If you’ve watched a lot of movies (or 80’s TV shows, really), you’ve probably come across this trope: the villain hides his identity by getting plastic surgery to look like someone else. Can plastic surgery really hide your identity like this? Basically, yes. But that’s not what it’s actually used for most of the time.
Can Plastic Surgery Really Hide Your Identity?
Let’s back up a little bit and break this down into several categories. Because, if you remember your 80’s TV shows, this type of plastic surgery was used in several ways:
- Changing the face to hide someone’s identity
- Changing the face to look exactly like someone else
- Changing the face to make it look one way and then changing it back to the original later
None of these are particularly realistic uses of plastic surgery. They are each fraught with their own, well, inaccuracies (to be nice—there are some serious problems with this). But, still, it’s kind of fun: let’s take a look to see: can plastic surgery really hide your identity like it does on TV?
Using Plastic Surgery to Change Your Features
Most people who undergo plastic surgery procedures are looking for a subtle transformation. They still want to be recognized as the person they are. If Erin goes in for a rhinoplasty, she still wants to be recognizably Erin afterwards. But making changes to the face (more so than the rest of the body) can make you harder to recognize.
For example, there’s the case of the group of women who went to South Korea for plastic surgery and underwent such a transformation that they had trouble passing back through customs on their way home.
So it is certainly possible that plastic surgery can change your features. A rhinoplasty can dramatically alter your nose. A facelift can have a broader effect on the way you look. This is certainly possible. You could even get so much plastic surgery that you’d look entirely different. The hard part would be finding a surgeon who would ethically agree to perform such an operation. Board certified plastic surgeons, after all, are typically held to an incredibly high ethical standard, and that includes ensuring that the motivations of their patients are healthy.
That doesn’t even begin to touch on the complications that can arise from changing the way you look so drastically. You might want to get in touch with a good lawyer and get documents drafted if that’s really your intent!
Using Plastic Surgery to Look Like Someone Else
The second major way that plastic surgery is often showcased in movies is as a kind of infiltration method. Someone would get plastic surgery to look like someone else. Or two people would do a kind of face swap (you can go back and watch the cult classic Face/Off to get an example of that).
This is a problematic depiction of plastic surgery. True, there are some very real examples of something like this. Some patients want Angelina Jolie’s lips. Or Brad Pitt’s jawline. Some patients spend hundreds of thousands of dollars to look like Barbie.

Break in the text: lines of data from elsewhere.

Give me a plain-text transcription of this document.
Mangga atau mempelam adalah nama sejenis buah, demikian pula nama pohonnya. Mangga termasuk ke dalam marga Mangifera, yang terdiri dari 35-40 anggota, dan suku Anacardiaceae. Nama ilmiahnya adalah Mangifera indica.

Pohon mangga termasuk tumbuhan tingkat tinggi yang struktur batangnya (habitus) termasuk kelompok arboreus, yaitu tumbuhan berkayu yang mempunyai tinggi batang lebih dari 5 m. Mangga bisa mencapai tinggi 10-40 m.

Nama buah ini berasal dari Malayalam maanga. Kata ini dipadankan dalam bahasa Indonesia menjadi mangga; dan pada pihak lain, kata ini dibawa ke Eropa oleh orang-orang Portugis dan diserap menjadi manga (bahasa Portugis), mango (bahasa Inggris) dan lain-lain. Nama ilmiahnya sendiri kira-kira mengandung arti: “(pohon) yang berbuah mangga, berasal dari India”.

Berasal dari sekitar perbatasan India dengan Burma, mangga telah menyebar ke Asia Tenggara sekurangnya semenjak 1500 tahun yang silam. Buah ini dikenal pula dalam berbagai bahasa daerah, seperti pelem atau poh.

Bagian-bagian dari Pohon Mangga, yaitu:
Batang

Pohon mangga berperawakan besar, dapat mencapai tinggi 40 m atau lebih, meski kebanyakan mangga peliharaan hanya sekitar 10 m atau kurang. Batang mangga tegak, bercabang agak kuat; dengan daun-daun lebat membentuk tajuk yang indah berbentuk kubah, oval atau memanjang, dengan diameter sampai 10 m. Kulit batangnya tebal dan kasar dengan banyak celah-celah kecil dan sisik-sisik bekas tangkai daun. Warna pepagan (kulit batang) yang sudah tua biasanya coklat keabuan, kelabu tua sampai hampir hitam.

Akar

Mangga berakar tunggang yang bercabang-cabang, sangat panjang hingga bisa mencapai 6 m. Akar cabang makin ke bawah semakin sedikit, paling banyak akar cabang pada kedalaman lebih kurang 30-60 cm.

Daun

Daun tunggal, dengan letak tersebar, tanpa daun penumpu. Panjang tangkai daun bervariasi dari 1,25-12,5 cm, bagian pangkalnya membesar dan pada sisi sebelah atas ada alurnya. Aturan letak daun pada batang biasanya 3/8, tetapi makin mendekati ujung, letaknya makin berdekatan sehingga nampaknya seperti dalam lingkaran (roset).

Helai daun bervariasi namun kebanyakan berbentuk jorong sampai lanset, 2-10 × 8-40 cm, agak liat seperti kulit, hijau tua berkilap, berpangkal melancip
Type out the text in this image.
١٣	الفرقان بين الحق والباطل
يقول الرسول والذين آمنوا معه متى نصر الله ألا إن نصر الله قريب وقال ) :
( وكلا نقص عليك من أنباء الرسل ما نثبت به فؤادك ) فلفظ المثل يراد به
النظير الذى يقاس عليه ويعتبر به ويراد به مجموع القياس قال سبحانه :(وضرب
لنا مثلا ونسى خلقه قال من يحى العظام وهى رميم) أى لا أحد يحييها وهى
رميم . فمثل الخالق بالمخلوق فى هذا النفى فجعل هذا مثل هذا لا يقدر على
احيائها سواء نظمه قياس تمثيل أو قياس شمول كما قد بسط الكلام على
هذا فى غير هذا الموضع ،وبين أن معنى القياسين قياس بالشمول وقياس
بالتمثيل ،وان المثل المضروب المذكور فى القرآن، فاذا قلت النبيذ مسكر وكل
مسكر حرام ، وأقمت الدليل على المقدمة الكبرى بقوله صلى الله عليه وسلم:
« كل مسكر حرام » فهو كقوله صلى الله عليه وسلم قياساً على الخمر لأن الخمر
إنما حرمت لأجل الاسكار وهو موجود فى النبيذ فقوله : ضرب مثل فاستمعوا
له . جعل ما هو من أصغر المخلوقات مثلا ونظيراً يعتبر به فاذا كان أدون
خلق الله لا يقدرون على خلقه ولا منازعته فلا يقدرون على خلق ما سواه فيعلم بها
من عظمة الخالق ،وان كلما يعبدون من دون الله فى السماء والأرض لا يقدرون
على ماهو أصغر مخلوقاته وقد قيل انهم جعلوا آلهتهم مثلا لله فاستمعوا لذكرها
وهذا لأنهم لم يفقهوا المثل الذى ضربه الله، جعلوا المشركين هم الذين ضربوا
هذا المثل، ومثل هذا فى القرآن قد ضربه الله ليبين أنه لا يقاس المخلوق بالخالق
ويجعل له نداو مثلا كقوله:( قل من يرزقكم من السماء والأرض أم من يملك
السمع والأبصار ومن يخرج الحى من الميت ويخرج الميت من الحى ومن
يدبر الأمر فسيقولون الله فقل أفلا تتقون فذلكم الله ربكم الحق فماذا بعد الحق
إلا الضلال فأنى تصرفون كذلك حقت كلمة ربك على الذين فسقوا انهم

But these are the outliers. And there are several reason why this would not work as a kind of infiltration tactic:
- Recovery time for these procedures can be extensive
- Results are predictable, but only within a range; getting a perfect likeness can be challenging and may take several procedures
- There are some plastic surgery procedures that cannot be performed concurrently
- Achieving a perfect likeness can be exceptionally difficult
- Results would be permanent
You Can’t Go Back Again
And, of course, that list brings us to the third way that plastic surgery is used in these old television shows. The star has plastic surgery to look like the villain. And then, once the mission is complete, plastic surgery is able to restore the star’s good looks.
The problem is that plastic surgery is effectively permanent. The notion that someone could use plastic surgery like a mask is problematic at best. Recovery is always capable of throwing a wrench in the works.
To be sure, plastic surgery can be used after a traumatic incident to help you look more like you. Reconstructive surgery is often used for exactly this purpose. And sometimes revision surgery is performed to reverse the appearance of a previous procedure.
The unrealistic part is that these techniques would be employed over a wide area (the entire face) and so routinely.
Our Ideas of Plastic Surgery Have Evolved Lately
In many ways, the modern conception of plastic surgery is due less to 80’s TV shows and action movies and more to reality television. That’s not necessarily a bad thing. Although it still provides a relatively incomplete picture of what plastic surgery actually does.
But television is notorious for only showing part of the whole picture. Luckily, we’re around the fill out the rest as best we can. Can plastic surgery really hide your identity the way it does on television? Well, sure—but you probably wouldn’t want it to.
In fact, most patients and surgeons work extra hard to make sure that your identity stays intact throughout the process. That’s how plastic surgery works today. But, then again, plastic surgery has come a long way since those 80s action movies.